Measures under Strand 2 fall into two areas:

D. Meeting practical needs – additional, semi-flexible funding to support access and participation of children from priority groups, in all settings.

E. Developing tailored responses – working with representative organisations of target groups to co-create effective solutions to address barriers to access and participation in ELC and SAC for children from those target groups.

Setting-targeted measures (Strand 3) – Every setting with a priority designation

Strand 3 of the Equal Start will provide setting-targeted measures – measures that specifically target settings that have been identified through the Equal Start identification model as settings with high concentrations of children from disadvantaged backgrounds. Strand 3 will provide:

F. Additional funding for settings in areas of concentrated disadvantage – flexible funding for additional staff time to assist settings in supporting children in the most disadvantaged communities, as well as funding for additional meals in targeted settings to help address food poverty and the provision of targeted interventions for children experiencing language delay. The Equal Start identification model will also be used in other areas of ELC and SAC policy to support the further development of the progressive universal approach to policy set out in First 5.

Identification Model

Children and settings to benefit from targeted supports have been identified through the Equal Start identification model, which uses administrative data from the National Childcare Scheme and the ECCE programme (e.g. children’s Eircode and ethnicity, as well as sponsor referrals) combined with Pobal’s HP Deprivation Index and geocoded lists of homeless accommodation providers, International Protection Accommodation Centres and Emergency Orientation and Reception Centres.
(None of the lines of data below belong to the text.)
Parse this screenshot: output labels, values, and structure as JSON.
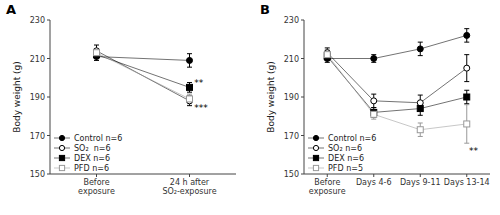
{
  "chart_data": [
    {
      "type": "line",
      "title": "A",
      "categories": [
        "Before\nexposure",
        "24 h after\nSO₂-exposure"
      ],
      "ylabel": "Body weight (g)",
      "ylim": [
        150,
        230
      ],
      "yticks": [
        150,
        170,
        190,
        210,
        230
      ],
      "grid": false,
      "legend": "lower left",
      "series": [
        {
          "name": "Control n=6",
          "color": "black",
          "marker": "circle",
          "values": [
            211,
            209
          ],
          "errors": [
            2.0,
            3.5
          ]
        },
        {
          "name": "SO₂  n=6",
          "color": "black",
          "marker": "circle-open",
          "values": [
            214,
            188
          ],
          "errors": [
            3.0,
            2.5
          ]
        },
        {
          "name": "DEX n=6",
          "color": "black",
          "marker": "square",
          "values": [
            212,
            195
          ],
          "errors": [
            2.0,
            2.5
          ]
        },
        {
          "name": "PFD n=6",
          "color": "#999999",
          "marker": "square-open",
          "values": [
            213,
            189
          ],
          "errors": [
            2.0,
            2.5
          ]
        }
      ],
      "annotations": [
        {
          "text": "**",
          "x": 1.05,
          "y": 197.5
        },
        {
          "text": "***",
          "x": 1.05,
          "y": 184.5
        }
      ]
    },
    {
      "type": "line",
      "title": "B",
      "categories": [
        "Before\nexposure",
        "Days 4-6",
        "Days 9-11",
        "Days 13-14"
      ],
      "ylabel": "Body weight (g)",
      "ylim": [
        150,
        230
      ],
      "yticks": [
        150,
        170,
        190,
        210,
        230
      ],
      "grid": false,
      "legend": "lower left",
      "series": [
        {
          "name": "Control n=6",
          "color": "black",
          "marker": "circle",
          "values": [
            210,
            210,
            215,
            222
          ],
          "errors": [
            2.0,
            2.0,
            3.5,
            3.5
          ]
        },
        {
          "name": "SO₂ n=6",
          "color": "black",
          "marker": "circle-open",
          "values": [
            213,
            188,
            187,
            205
          ],
          "errors": [
            2.5,
            3.5,
            4.0,
            7.0
          ]
        },
        {
          "name": "DEX n=6",
          "color": "black",
          "marker": "square",
          "values": [
            211,
            182,
            184,
            190
          ],
          "errors": [
            2.0,
            2.5,
            3.5,
            3.5
          ]
        },
        {
          "name": "PFD n=5",
          "color": "#999999",
          "marker": "square-open",
          "values": [
            212,
            181,
            173,
            176
          ],
          "errors": [
            2.5,
            2.5,
            3.5,
            10.0
          ]
        }
      ],
      "annotations": [
        {
          "text": "**",
          "x": 3.05,
          "y": 162
        }
      ]
    }
  ]
}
No application process will be required for targeted supports.

Equal Start 2024/25:

The allocation announced in Budget 2024 of €4.5 million to commence initial roll out of the Equal Start from September 2024 (equivalent to full year cots of €13.5 million) combined with existing resources within the Department and other Equal Start Partners (such as Better Start, Pobal and Tusla), will support foundational groundwork to progress the following Equal Start actions in 2024, with full implementation of all other actions within the lifetime of First 5 – by 2028.

  • Roll-out of funding for additional staff time in Equal Start targeted settings, which can fund a range of measures such as increased contact and non-contact time as well as engagement in training.
  • Appointment of six Family Link Workers to support the full roll out of the Traveller Parenting Support Programme to all 17 Tusla areas, with new responsibilities on Family Link Workers to engage with Traveller parents of children aged 1-5 years, supporting them to attend and participate in early learning and childcare, avail of the ECCE programme and where applicable applying for the NCS.
  • Appointment of a Traveller and Roma Advisory Specialists to work in Better Start
  • Review and updating of the Equality, Diversity and Inclusion Guidelines and associated training.
  • Review of the current Inclusion Co-ordinator role and updating of Leadership for Inclusion Programme.
  • Development of a new Family Community Liaison role and development and rollout of associated training programme.
  • Roll-out of Early Talk Boost to Equal Start target settings.
  • Roll-out of Meitheal training and engagement by early years educators and school-age childcare practitioners in Meitheal.
  • Development and roll out of Communications and Engagement Plan.
  • Development of a new strand of funding under the existing Case Management Process for critical incidents.
  • Roll-out Equal Start literacy and numeracy initiatives under the new National Literacy, Numeracy and Digital Literacy Strategy, 2024-2033: Every Learner from Birth to Young Adulthood.